Bij een koersfiets zijn er een aantal ‘vaste’ regels:
- Als je je handen op je shifters plaatst, een natuurlijke fietspositie aanneemt en naar je voorwiel kijkt, mag je de naaf van je voorwiel niet zien. Volgens deze regel moet de naaf verborgen zitten achter je stuur. Als je de naaf van je voorwiel voor je stuur ziet, dan is je stuurpen te kort. Zie je ze daarentegen achter je stuur, dan is je stuurpen te lang.
- Als je met je handen in de beugels van je racefiets stuur zit, moeten je ellebogen een hoek van 90 graden vormen. Je onderarmen moeten daarbij horizontaal zijn. Vormen je armen geen hoek van 90 graden? Dan is je stuurpen te lang of te kort.

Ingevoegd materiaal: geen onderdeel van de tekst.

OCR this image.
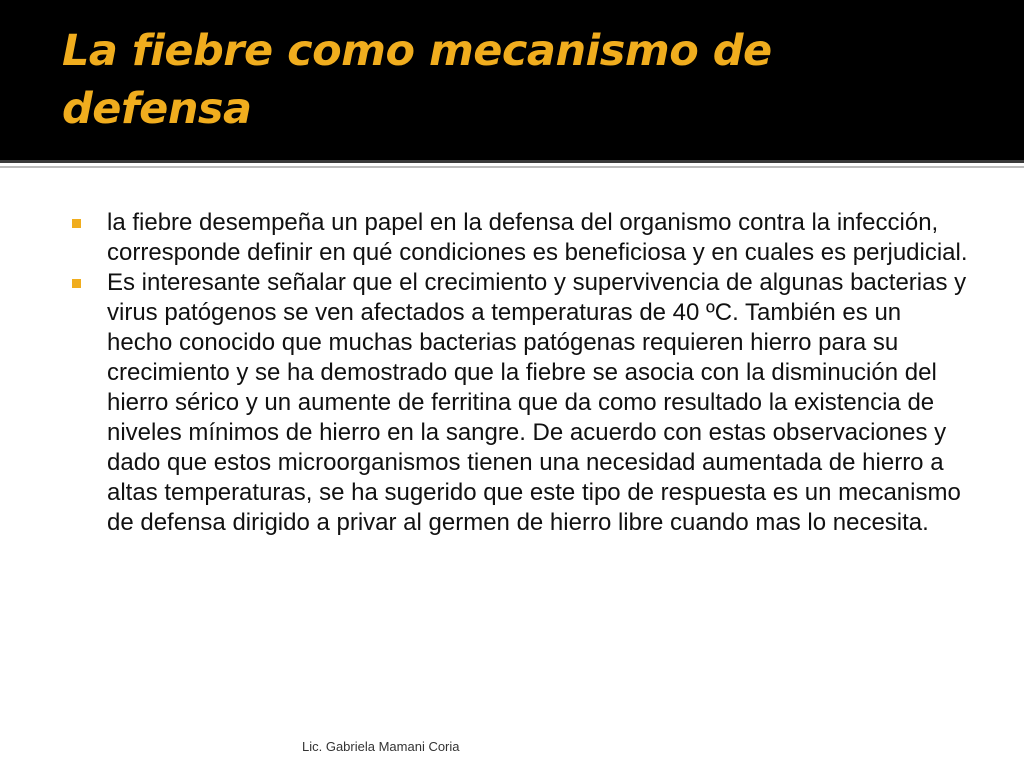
La fiebre como mecanismo de defensa
la fiebre desempeña un papel en la defensa del organismo contra la infección, corresponde definir en qué condiciones es beneficiosa y en cuales es perjudicial.
Es interesante señalar que el crecimiento y supervivencia de algunas bacterias y virus patógenos se ven afectados a temperaturas de 40 ºC. También es un hecho conocido que muchas bacterias patógenas requieren hierro para su crecimiento y se ha demostrado que la fiebre se asocia con la disminución del hierro sérico y un aumente de ferritina que da como resultado la existencia de niveles mínimos de hierro en la sangre. De acuerdo con estas observaciones y dado que estos microorganismos tienen una necesidad aumentada de hierro a altas temperaturas, se ha sugerido que este tipo de respuesta es un mecanismo de defensa dirigido a privar al germen de hierro libre cuando mas lo necesita.
Lic. Gabriela Mamani Coria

- Een andere truc om te weten te komen of je stuurpen te lang of te kort is, is door je elleboog tegen je zadelpunt te plaatsen en je vingers te strekken. In een ideaal scenario komt de tip van je middelvinger aan de helft van je stuurpen.
Bij mountainbikes gelden deze regels minder strikt. Daar gaat het vooral om het gevoel. Een langere stuurpen geeft je meer stabiliteit, maar stuurt ook wat trager. Een kortere stuurpen op je mountainbike zorgt ervoor dat je sneller en agressiever kan insturen, maar op technische passages ligt de foutenmarge ook lager. Wie nog maar net begint met mountainbiken, kan in het begin dus beter voor een wat langere stuurpen kiezen.
Lukt het maar niet om de juiste lengte voor je stuurpen te vinden? Dan ga je best even langs bij een bikefitter. Door jezelf te laten uitmeten, kan je makkelijk de juiste lengte voor je stuurpen achterhalen.